According to a Monday morning report from ESPN’s Jeremy Fowler, that possibility is looking more likely with each passing day, as Harbaugh outwardly expressed interest in the Minnesota Vikings vacancy.

“Jim Harbaugh conveyed legitimate interest in the Vikings’ head-coaching job during his interview with the team, per source, with Minnesota coming away feeling Harbaugh is ready for a return to the NFL,” Fowler said, via Twitter. “As of now, he’s still considered in the mix for that job.”

Harbaugh, 58, has not coached in the NFL since 2014, when he last served as head coach of the San Francisco 49ers. Since then, Harbaugh has spent the past seven seasons as head coach of the Michigan Wolverines.

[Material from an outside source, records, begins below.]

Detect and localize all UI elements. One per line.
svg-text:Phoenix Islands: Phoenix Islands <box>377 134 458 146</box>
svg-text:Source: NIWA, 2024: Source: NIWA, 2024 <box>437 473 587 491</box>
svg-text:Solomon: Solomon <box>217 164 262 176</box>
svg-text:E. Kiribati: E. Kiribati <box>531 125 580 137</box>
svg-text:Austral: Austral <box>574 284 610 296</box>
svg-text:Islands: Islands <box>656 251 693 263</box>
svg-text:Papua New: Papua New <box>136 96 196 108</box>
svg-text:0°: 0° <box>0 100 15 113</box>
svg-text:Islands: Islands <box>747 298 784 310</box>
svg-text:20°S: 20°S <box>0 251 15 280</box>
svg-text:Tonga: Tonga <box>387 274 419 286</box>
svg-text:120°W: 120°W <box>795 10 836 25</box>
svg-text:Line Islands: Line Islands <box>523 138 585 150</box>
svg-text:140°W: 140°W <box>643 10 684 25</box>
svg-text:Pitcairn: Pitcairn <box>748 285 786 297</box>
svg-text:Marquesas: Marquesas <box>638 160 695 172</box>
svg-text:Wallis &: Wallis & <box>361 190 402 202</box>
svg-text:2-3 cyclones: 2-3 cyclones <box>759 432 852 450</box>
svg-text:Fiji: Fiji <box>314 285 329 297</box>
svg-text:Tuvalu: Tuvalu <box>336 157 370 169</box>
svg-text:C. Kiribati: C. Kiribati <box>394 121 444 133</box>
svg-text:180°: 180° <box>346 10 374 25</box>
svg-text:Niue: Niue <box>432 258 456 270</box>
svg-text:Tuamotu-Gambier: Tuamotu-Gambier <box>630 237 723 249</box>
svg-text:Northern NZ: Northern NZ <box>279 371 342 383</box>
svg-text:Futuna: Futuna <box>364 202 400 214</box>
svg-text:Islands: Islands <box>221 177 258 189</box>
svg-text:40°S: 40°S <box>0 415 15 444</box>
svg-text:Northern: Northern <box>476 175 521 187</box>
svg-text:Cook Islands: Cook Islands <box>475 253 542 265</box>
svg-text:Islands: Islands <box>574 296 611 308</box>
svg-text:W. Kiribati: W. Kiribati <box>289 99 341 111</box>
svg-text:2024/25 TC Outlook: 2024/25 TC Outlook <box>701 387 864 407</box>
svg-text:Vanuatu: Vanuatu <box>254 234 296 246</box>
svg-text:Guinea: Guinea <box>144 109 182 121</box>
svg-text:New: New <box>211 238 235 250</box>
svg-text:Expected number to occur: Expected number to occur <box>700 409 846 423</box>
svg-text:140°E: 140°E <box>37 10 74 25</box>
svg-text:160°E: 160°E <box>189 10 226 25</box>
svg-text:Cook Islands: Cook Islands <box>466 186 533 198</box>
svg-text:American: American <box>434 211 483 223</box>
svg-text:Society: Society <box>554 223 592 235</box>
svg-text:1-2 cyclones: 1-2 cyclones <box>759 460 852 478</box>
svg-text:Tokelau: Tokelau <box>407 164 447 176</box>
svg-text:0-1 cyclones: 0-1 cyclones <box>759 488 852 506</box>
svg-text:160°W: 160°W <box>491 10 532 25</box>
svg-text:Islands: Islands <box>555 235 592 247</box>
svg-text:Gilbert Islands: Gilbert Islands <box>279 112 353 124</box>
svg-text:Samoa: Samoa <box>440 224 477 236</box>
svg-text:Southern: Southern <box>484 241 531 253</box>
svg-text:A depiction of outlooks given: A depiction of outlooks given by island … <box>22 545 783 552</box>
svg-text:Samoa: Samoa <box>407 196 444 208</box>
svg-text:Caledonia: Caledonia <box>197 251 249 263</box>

Harbaugh is coming off by far and away his most successful season at Michigan, a year in which Michigan once ranked as high as No. 2 in the AP Top 25 poll and finished No. 3 in the AP Postseason Poll. He helped the Wolverines pull off their first victory over Ohio State since 2011, win the Big Ten Championship and clinch a College Football Playoff berth — the first in program history — while finishing with a 12-2 record. Harbaugh’s spectacular performance, which came in a year where he won AP Coach of the Year, came after an offseason full of skepticism, given that he had failed to win a bowl game in five years.

Before his arrival at Michigan, his alma mater, Harbaugh spent four years as the head coach of the San Francisco 49ers, his last and only NFL head coaching gig. He finished with a 44-19 overall record, never posting worse than a .500 record, and made the playoffs in three of his four seasons at the helm. In 2012, Harbaugh led the 49ers to a Super Bowl berth, where they lost to the Baltimore Ravens, led by his brother Jim Harbaugh.

Harbaugh held two other head coaching jobs in his coaching career. His first, from 2004-06, was at San Diego, and then he coached the Stanford Cardinal from 2007-10. Harbaugh amassed a 50-29 record in four years at Stanford, and he helped win an Orange Bowl following a 12-1 campaign in 2010, his final year with the program.

A product of Michigan, Harbaugh played in the NFL for several seasons before hanging up his cleats and quickly pivoting into the coaching world. His first coaching role was with the Oakland Raiders in 2002, where he served two seasons as the quarterbacks coach.